The cover photograph of a Denver and Rio Grande Railroad passenger train was taken between 1890 and 1910 for the railroad. The location is the Texas Creek Bridge, over the Arkansas River in Fremont County. The passenger train is climbing the steep grade on its way up Texas Creek to Westcliffe. Although the route was abandoned in 1937, remains of the stone embankment on the distant mountainside can still be seen today.
The brown tone of the photo is indicative of an albumen print, a popular photographic method from 1860-90, the first commercially used method of producing a photograph on paper using a negative. Albumen, which is found in egg whites, is used to bind the photo chemicals to the paper. This photo was likely given a selenium toning bath to improve both its tone and longevity.
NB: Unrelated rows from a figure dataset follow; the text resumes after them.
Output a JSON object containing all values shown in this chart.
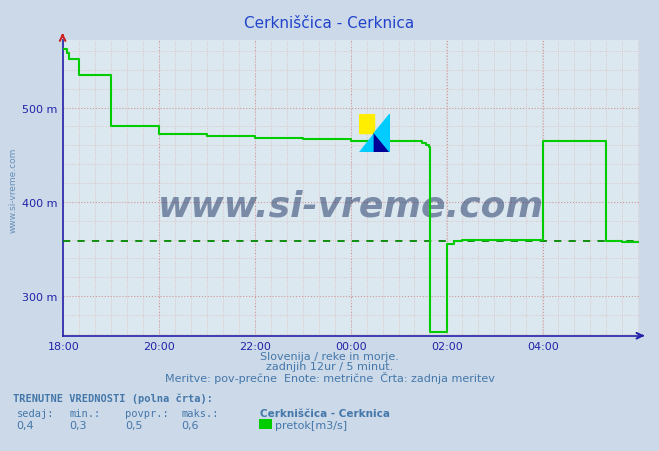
{
  "title": "Cerkniščica - Cerknica",
  "bg_color": "#ccd9e8",
  "plot_bg_color": "#dce8f0",
  "grid_color_major": "#cc9999",
  "grid_color_minor": "#ddbbbb",
  "line_color": "#00cc00",
  "avg_line_color": "#008800",
  "axis_color": "#2222aa",
  "title_color": "#2244cc",
  "text_color": "#4477aa",
  "ytick_labels": [
    "300 m",
    "400 m",
    "500 m"
  ],
  "ytick_vals": [
    300,
    400,
    500
  ],
  "ylim": [
    258,
    572
  ],
  "xtick_labels": [
    "18:00",
    "20:00",
    "22:00",
    "00:00",
    "02:00",
    "04:00"
  ],
  "xtick_positions": [
    1,
    121,
    241,
    361,
    481,
    601
  ],
  "xmin": 0,
  "xmax": 721,
  "avg_y": 358,
  "subtitle1": "Slovenija / reke in morje.",
  "subtitle2": "zadnjih 12ur / 5 minut.",
  "subtitle3": "Meritve: pov­prečne  Enote: metrične  Črta: zadnja meritev",
  "footer_bold": "TRENUTNE VREDNOSTI (polna črta):",
  "footer_labels": [
    "sedaj:",
    "min.:",
    "povpr.:",
    "maks.:"
  ],
  "footer_values": [
    "0,4",
    "0,3",
    "0,5",
    "0,6"
  ],
  "footer_station": "Cerkniščica - Cerknica",
  "footer_legend": "pretok[m3/s]",
  "watermark": "www.si-vreme.com",
  "watermark_color": "#1a3060",
  "step_x": [
    0,
    5,
    8,
    20,
    60,
    120,
    180,
    240,
    300,
    360,
    361,
    370,
    380,
    390,
    400,
    410,
    420,
    430,
    440,
    450,
    455,
    458,
    460,
    461,
    462,
    480,
    481,
    490,
    500,
    540,
    600,
    601,
    605,
    610,
    621,
    660,
    680,
    700,
    710,
    720
  ],
  "step_y": [
    562,
    558,
    552,
    535,
    480,
    472,
    470,
    468,
    467,
    466,
    465,
    465,
    465,
    465,
    465,
    465,
    465,
    465,
    465,
    462,
    460,
    458,
    262,
    262,
    262,
    262,
    355,
    358,
    360,
    360,
    360,
    465,
    465,
    465,
    465,
    465,
    358,
    357,
    357,
    357
  ]
}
The photo, credited to the D&R.G.R.R., is the property of the Denver Public Library, which maintains a huge database of historical documents. The online collection contains a selection of photographs, maps, broadsides, architectural drawings and other documents from the collections of the Western History/Genealogy Department chronicling the people, places, and events that shaped the settlement and growth of the Western United States. The work of many outstanding photographers is represented, and the collection includes images of Native Americans, pioneers, railroads, mining, Denver and Colorado towns, Buffalo Bill’s Wild West Show, the 10th Mountain Division ski troops and many more. New images chronicling the ongoing development of Western America are continually being added.
Founded in 1889, the Denver Public Library connects people with information, ideas and experiences to provide enjoyment, enrich lives and strengthen the community. With 26 locations throughout Denver, the library provides essential resources to the community, including early literacy programs, computer and internet access and training, family and adult programs.